A member of both the ABCA and the William Paterson University Alumni Association Athletic Halls of Fame, the 26-time Coach of the Year honoree finished his career ranked eighth overall and sixth among active Division III coaches in victories (862), and 21st overall and 20th among active coaches in winning percentage (.680).

“The success the William Paterson baseball program enjoyed on the conference, regional and national level with Jeff Albies at the helm certainly warrants this special honor,” said Sabrina Grant, William Paterson Director of Intercollegiate Athletics. “Simply look at the 862 wins during his 33 years, as well as the 11 conference, seven regional and two national championships, and it becomes clear as to why we are proud to recognize him in this manner.”

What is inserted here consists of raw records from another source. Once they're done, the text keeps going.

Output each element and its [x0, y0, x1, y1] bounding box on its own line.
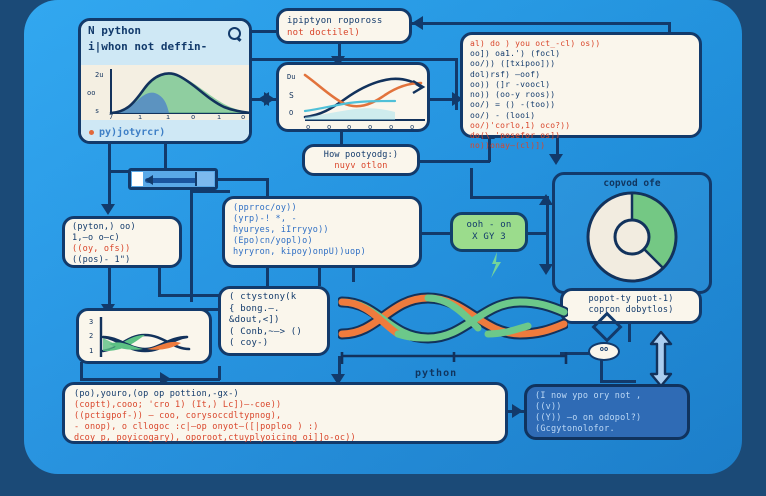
- multi-line-plot: Du S O ooo ooo: [276, 62, 430, 132]
- output-line: ((v)): [535, 402, 679, 413]
- report-detail-card[interactable]: popot-ty puot-1) copron dobytlos): [560, 288, 702, 324]
- svg-text:ı: ı: [217, 113, 221, 120]
- search-input[interactable]: N python: [88, 24, 242, 37]
- svg-text:o: o: [389, 123, 393, 131]
- connector: [252, 30, 276, 33]
- summary-line: - onop), o cllogoc :c|—op onyot—([|poplo…: [74, 422, 496, 433]
- svg-text:ı: ı: [166, 113, 170, 120]
- slider-handle-right[interactable]: [195, 172, 214, 186]
- note-line: How pootyodg:): [312, 150, 410, 161]
- code-line: oo]) oa1.') (focl): [470, 49, 692, 59]
- detail-line: popot-ty puot-1): [570, 294, 692, 305]
- arrow-head: [539, 264, 553, 275]
- svg-text:o: o: [368, 123, 372, 131]
- param-line: ((pos)- 1"): [72, 255, 172, 266]
- search-card-footer-label: py)jotyrcr): [99, 127, 165, 138]
- arrow-head: [258, 92, 269, 106]
- status-dot-icon: [89, 130, 94, 135]
- arrow-head: [512, 404, 523, 418]
- connector: [470, 168, 473, 196]
- connector: [412, 22, 670, 25]
- config-line: { bong.—.: [229, 304, 319, 316]
- oval-badge[interactable]: oo: [588, 342, 620, 361]
- code-line: oo/) - (looi): [470, 111, 692, 121]
- search-suggestion[interactable]: i|whon not deffin-: [88, 40, 242, 53]
- connector: [190, 190, 230, 193]
- connector: [108, 170, 111, 208]
- snippet-line: hyuryes, iIrryyo)): [233, 225, 411, 236]
- search-bar[interactable]: N python i|whon not deffin-: [81, 21, 249, 65]
- svg-text:7: 7: [109, 113, 113, 120]
- output-line: (I now ypo ory not ,: [535, 391, 679, 402]
- connector: [164, 144, 167, 168]
- svg-text:o: o: [327, 123, 331, 131]
- search-card-footer: py)jotyrcr): [81, 120, 249, 144]
- code-line: no))onay—(cl)]): [470, 141, 692, 151]
- arrow-head: [549, 154, 563, 165]
- dark-output-card[interactable]: (I now ypo ory not , ((v)) ((Y)) —o on o…: [524, 384, 690, 440]
- detail-line: copron dobytlos): [570, 305, 692, 316]
- code-line: oo)) (]r -voocl): [470, 80, 692, 90]
- pyplot-snippet-card[interactable]: (pprroc/oy)) (yrp)-! *, - hyuryes, iIrry…: [222, 196, 422, 268]
- code-line: al) do ) you oct_-cl) os)): [470, 39, 692, 49]
- search-icon[interactable]: [228, 27, 241, 40]
- svg-text:o: o: [191, 113, 195, 120]
- svg-text:O: O: [289, 109, 293, 117]
- connector: [218, 366, 221, 380]
- snippet-line: (Epo)cn/yopl)o): [233, 236, 411, 247]
- code-line: no)) (oo-y roos)): [470, 90, 692, 100]
- connector: [108, 170, 130, 173]
- svg-text:o: o: [347, 123, 351, 131]
- note-line: nuyv otlon: [312, 161, 410, 172]
- svg-text:o: o: [410, 123, 414, 131]
- output-line: (Gcgytonolofor.: [535, 424, 679, 435]
- svg-text:Du: Du: [287, 73, 295, 81]
- arrow-head: [101, 204, 115, 215]
- python-params-card[interactable]: (pyton,) oo) 1,—o o—c) ((oy, ofs)) ((pos…: [62, 216, 182, 268]
- note-line: not doctilel): [287, 28, 401, 40]
- config-line: ( Conb,~—> (): [229, 327, 319, 339]
- braid-ribbon: [338, 282, 568, 354]
- param-line: (pyton,) oo): [72, 222, 172, 233]
- code-line: oo/)'corlo,1) oco?)): [470, 121, 692, 131]
- snippet-line: hyryron, kipoy)onpU))uop): [233, 247, 411, 258]
- connector: [628, 324, 631, 342]
- summary-line: ((pctigpof-)) — coo, corysoccdltypnog),: [74, 411, 496, 422]
- code-line: dol)rsf) —oof): [470, 70, 692, 80]
- connector: [528, 232, 548, 235]
- donut-chart-card: copvod ofe: [552, 172, 712, 294]
- connector: [108, 144, 111, 170]
- svg-text:o: o: [306, 123, 310, 131]
- summary-line: dcoy p, poyicogary), oporoot,ctuyplyoici…: [74, 433, 496, 444]
- note-line: ipiptyon ropoross: [287, 16, 401, 28]
- how-plot-note-card[interactable]: How pootyodg:) nuyv otlon: [302, 144, 420, 176]
- snippet-line: (pprroc/oy)): [233, 203, 411, 214]
- spark-icon: [489, 252, 503, 278]
- operator-line: X GY 3: [459, 232, 519, 244]
- svg-text:2u: 2u: [95, 71, 103, 79]
- operator-line: ooh - on: [459, 220, 519, 232]
- config-line: ( ctystony(k: [229, 292, 319, 304]
- connector: [352, 268, 355, 282]
- bottom-summary-card[interactable]: (po),youro,(op op pottion,-gx-) (coptt),…: [62, 382, 508, 444]
- config-line: ( coy-): [229, 338, 319, 350]
- code-line: do(\ 'posefor os]): [470, 131, 692, 141]
- connector: [80, 378, 220, 381]
- connector: [340, 132, 343, 144]
- svg-text:o: o: [241, 113, 245, 120]
- connector: [216, 178, 266, 181]
- braid-measure-axis: [338, 352, 570, 368]
- green-operator-node[interactable]: ooh - on X GY 3: [450, 212, 528, 252]
- connector: [546, 196, 549, 270]
- connector: [158, 268, 161, 294]
- param-line: 1,—o o—c): [72, 233, 172, 244]
- svg-text:S: S: [289, 91, 294, 100]
- code-listing-card[interactable]: al) do ) you oct_-cl) os)) oo]) oa1.') (…: [460, 32, 702, 138]
- diagram-stage: N python i|whon not deffin- 2u oo s 7ıı …: [0, 0, 766, 496]
- lens-plot: 3 2 1: [76, 308, 212, 364]
- braid-axis-label: python: [415, 368, 457, 379]
- connector: [470, 196, 548, 199]
- param-line: ((oy, ofs)): [72, 244, 172, 255]
- top-note-card[interactable]: ipiptyon ropoross not doctilel): [276, 8, 412, 44]
- svg-text:3: 3: [89, 318, 93, 326]
- python-search-card[interactable]: N python i|whon not deffin- 2u oo s 7ıı …: [78, 18, 252, 144]
- range-slider[interactable]: [128, 168, 218, 190]
- connector: [422, 232, 450, 235]
- resize-double-arrow-icon[interactable]: [648, 330, 674, 388]
- arrow-head: [412, 16, 423, 30]
- code-line: oo/)) ([txipoo])): [470, 59, 692, 69]
- svg-text:2: 2: [89, 332, 93, 340]
- svg-text:s: s: [95, 107, 99, 115]
- donut-chart: [555, 189, 709, 287]
- connector: [190, 190, 193, 302]
- code-line: oo/) = () -(too)): [470, 100, 692, 110]
- svg-text:ı: ı: [138, 113, 142, 120]
- config-list-card[interactable]: ( ctystony(k { bong.—. &dout,<]) ( Conb,…: [218, 286, 330, 356]
- connector: [252, 58, 457, 61]
- output-line: ((Y)) —o on odopol?): [535, 413, 679, 424]
- summary-line: (po),youro,(op op pottion,-gx-): [74, 389, 496, 400]
- donut-chart-title: copvod ofe: [555, 175, 709, 189]
- connector: [600, 380, 636, 383]
- snippet-line: (yrp)-! *, -: [233, 214, 411, 225]
- slider-cursor-icon: [145, 175, 153, 185]
- slider-handle-left[interactable]: [132, 172, 143, 186]
- connector: [318, 268, 321, 286]
- svg-text:1: 1: [89, 347, 93, 355]
- bell-curve-plot: 2u oo s 7ıı oıo: [81, 65, 249, 120]
- config-line: &dout,<]): [229, 315, 319, 327]
- svg-text:oo: oo: [87, 89, 95, 97]
- summary-line: (coptt),cooo; 'cro 1) (It,) Lc])—-coe)): [74, 400, 496, 411]
- connector: [420, 160, 490, 163]
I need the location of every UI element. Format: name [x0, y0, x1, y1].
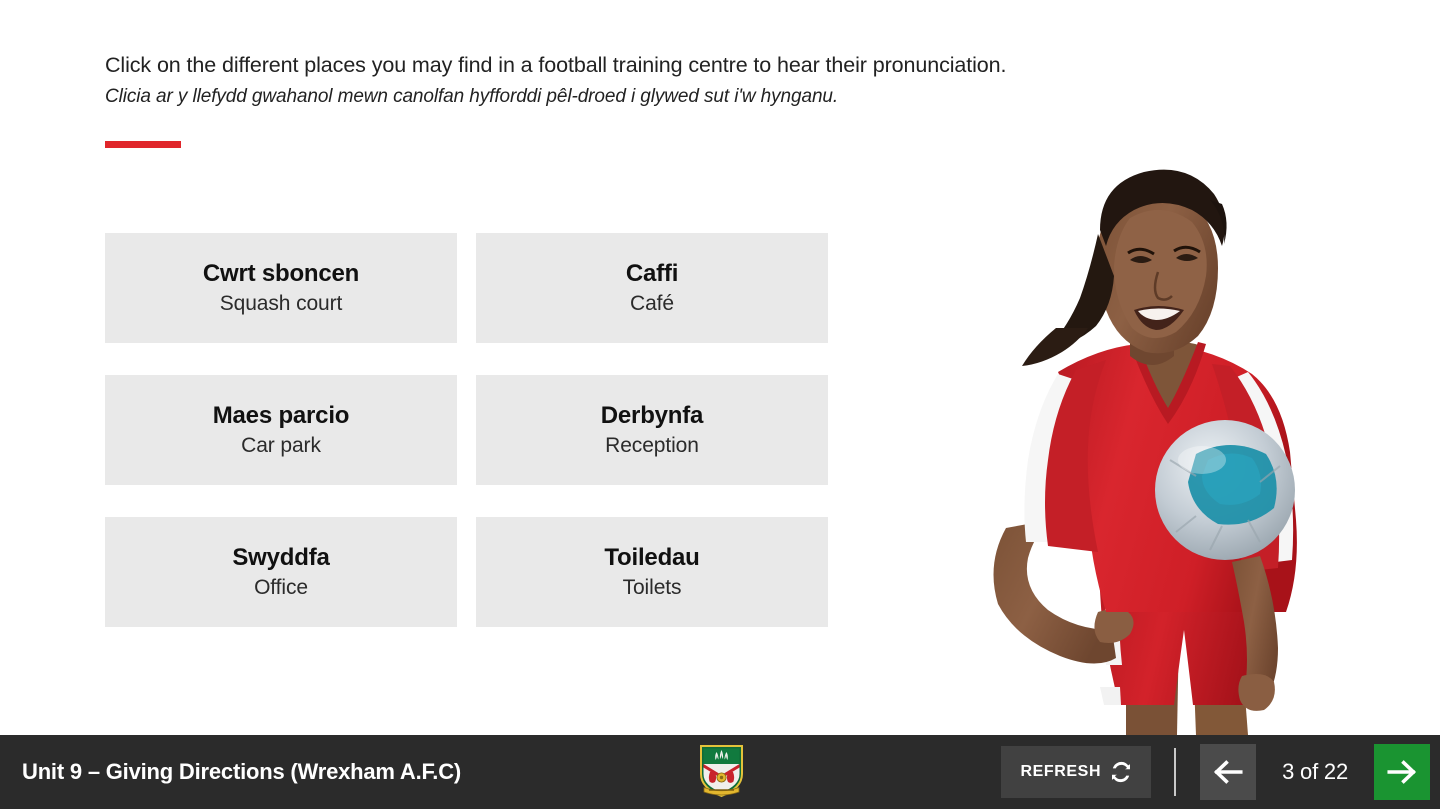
tile-english-label: Toilets — [623, 574, 682, 602]
red-accent-rule — [105, 141, 181, 148]
tile-maes-parcio[interactable]: Maes parcio Car park — [105, 375, 457, 485]
vocabulary-tile-grid: Cwrt sboncen Squash court Caffi Café Mae… — [105, 233, 828, 627]
wrexham-afc-crest-icon — [698, 742, 745, 798]
tile-cwrt-sboncen[interactable]: Cwrt sboncen Squash court — [105, 233, 457, 343]
instruction-block: Click on the different places you may fi… — [105, 50, 1205, 111]
previous-page-button[interactable] — [1200, 744, 1256, 800]
tile-derbynfa[interactable]: Derbynfa Reception — [476, 375, 828, 485]
tile-english-label: Car park — [241, 432, 321, 460]
tile-english-label: Squash court — [220, 290, 343, 318]
tile-welsh-label: Derbynfa — [601, 401, 703, 431]
tile-swyddfa[interactable]: Swyddfa Office — [105, 517, 457, 627]
tile-english-label: Reception — [605, 432, 699, 460]
next-page-button[interactable] — [1374, 744, 1430, 800]
arrow-right-icon — [1385, 755, 1419, 789]
lesson-title: Unit 9 – Giving Directions (Wrexham A.F.… — [22, 759, 461, 785]
tile-welsh-label: Cwrt sboncen — [203, 259, 359, 289]
tile-english-label: Café — [630, 290, 674, 318]
tile-english-label: Office — [254, 574, 308, 602]
instruction-english: Click on the different places you may fi… — [105, 50, 1205, 80]
tile-caffi[interactable]: Caffi Café — [476, 233, 828, 343]
refresh-label: REFRESH — [1020, 763, 1101, 781]
footer-controls: REFRESH 3 of 22 — [1001, 735, 1430, 809]
refresh-icon — [1110, 761, 1132, 783]
tile-welsh-label: Caffi — [626, 259, 678, 289]
instruction-welsh: Clicia ar y llefydd gwahanol mewn canolf… — [105, 83, 1205, 111]
tile-toiledau[interactable]: Toiledau Toilets — [476, 517, 828, 627]
arrow-left-icon — [1211, 755, 1245, 789]
refresh-button[interactable]: REFRESH — [1001, 746, 1151, 798]
tile-welsh-label: Toiledau — [604, 543, 699, 573]
tile-welsh-label: Maes parcio — [213, 401, 350, 431]
footballer-photo — [930, 160, 1370, 735]
footer-divider — [1174, 748, 1176, 796]
page-counter: 3 of 22 — [1256, 759, 1374, 785]
tile-welsh-label: Swyddfa — [232, 543, 329, 573]
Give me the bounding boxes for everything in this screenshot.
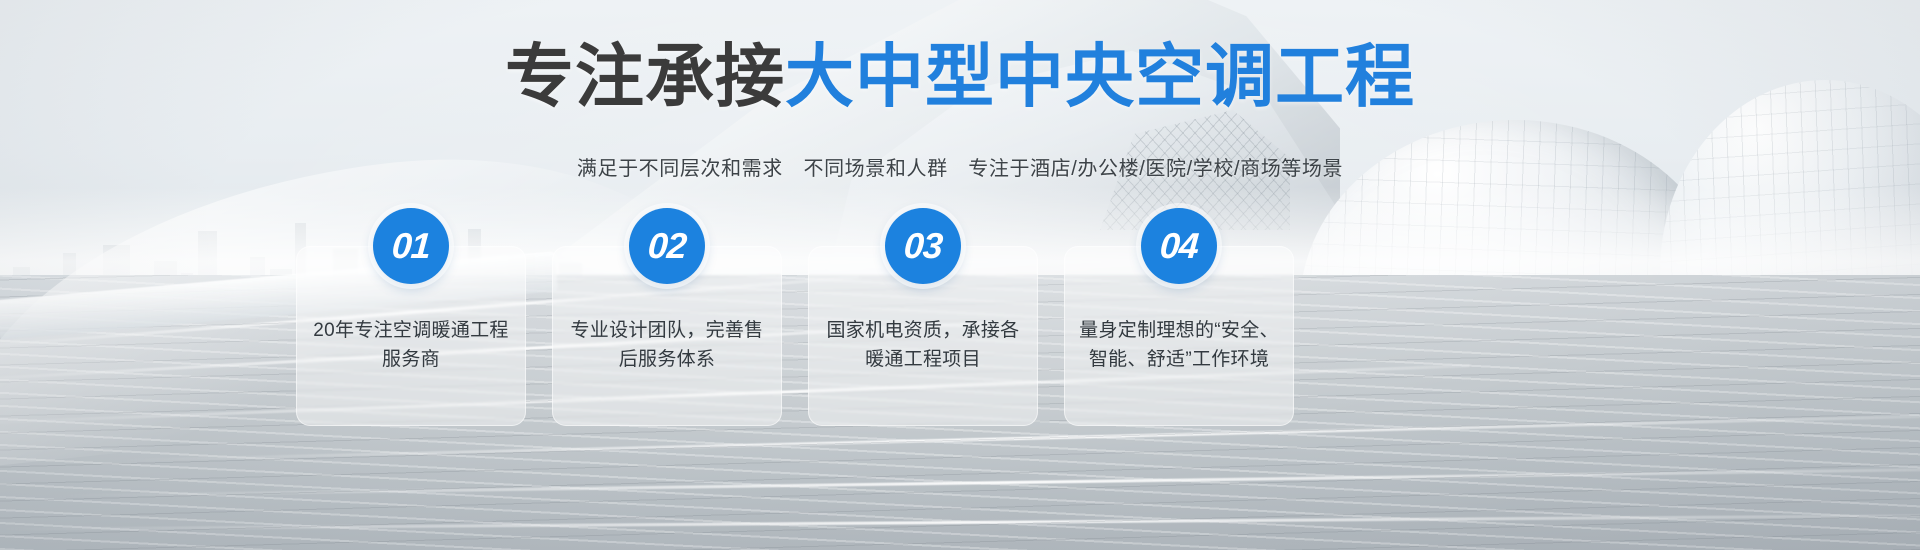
banner-headline: 专注承接大中型中央空调工程 (0, 42, 1920, 111)
card-number-label: 03 (903, 225, 944, 267)
card-number-label: 01 (391, 225, 432, 267)
headline-blue-text: 大中型中央空调工程 (785, 38, 1415, 115)
card-number-badge: 03 (885, 208, 961, 284)
card-description: 专业设计团队，完善售后服务体系 (566, 316, 768, 375)
card-number-badge: 01 (373, 208, 449, 284)
feature-card[interactable]: 01 20年专注空调暖通工程服务商 (296, 246, 526, 426)
card-number-label: 04 (1159, 225, 1200, 267)
headline-dark-text: 专注承接 (505, 38, 785, 115)
card-number-badge: 02 (629, 208, 705, 284)
feature-card[interactable]: 02 专业设计团队，完善售后服务体系 (552, 246, 782, 426)
banner-subtitle: 满足于不同层次和需求 不同场景和人群 专注于酒店/办公楼/医院/学校/商场等场景 (0, 152, 1920, 181)
feature-card[interactable]: 04 量身定制理想的“安全、智能、舒适”工作环境 (1064, 246, 1294, 426)
card-description: 国家机电资质，承接各暖通工程项目 (822, 316, 1024, 375)
card-number-badge: 04 (1141, 208, 1217, 284)
card-number-label: 02 (647, 225, 688, 267)
hero-banner: 专注承接大中型中央空调工程 满足于不同层次和需求 不同场景和人群 专注于酒店/办… (0, 0, 1920, 550)
card-description: 量身定制理想的“安全、智能、舒适”工作环境 (1078, 316, 1280, 375)
feature-card-list: 01 20年专注空调暖通工程服务商 02 专业设计团队，完善售后服务体系 03 … (296, 246, 1294, 426)
feature-card[interactable]: 03 国家机电资质，承接各暖通工程项目 (808, 246, 1038, 426)
card-description: 20年专注空调暖通工程服务商 (310, 316, 512, 375)
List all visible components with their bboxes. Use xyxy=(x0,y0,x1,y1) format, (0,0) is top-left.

Two of the greatest seasons in Pioneer athletic history came in the springs of 1992 and 1996, when William Paterson reached the pinnacle of Division III baseball. Both title-game victories came in dramatic fashion, thanks to late-game rallies against California Lutheran (3-1 in 1992, 6-5 in 1996).

Albies’ passion for the game extended off the field, where he served as the national baseball chairperson of the NCAA Division III Championship and Mid-Atlantic Region committees. In addition, he served on the NCAA Division III All-America, NCAA Selection and Legislative Action, and ABCA committees. He also coached in the prestigious Cape Cod League that showcases the nation’s top college players each summer.

Prior to his coaching career, Albies played second base in the Atlanta Braves’ organization from 1965-68 before playing professionally in Canada from 1969-70. He earned a bachelor’s degree in physical education at Long Island University in 1968, a master’s in health and physical education at Hunter College in 1972, and an administration and supervisory certificate from Fordham University in 1975.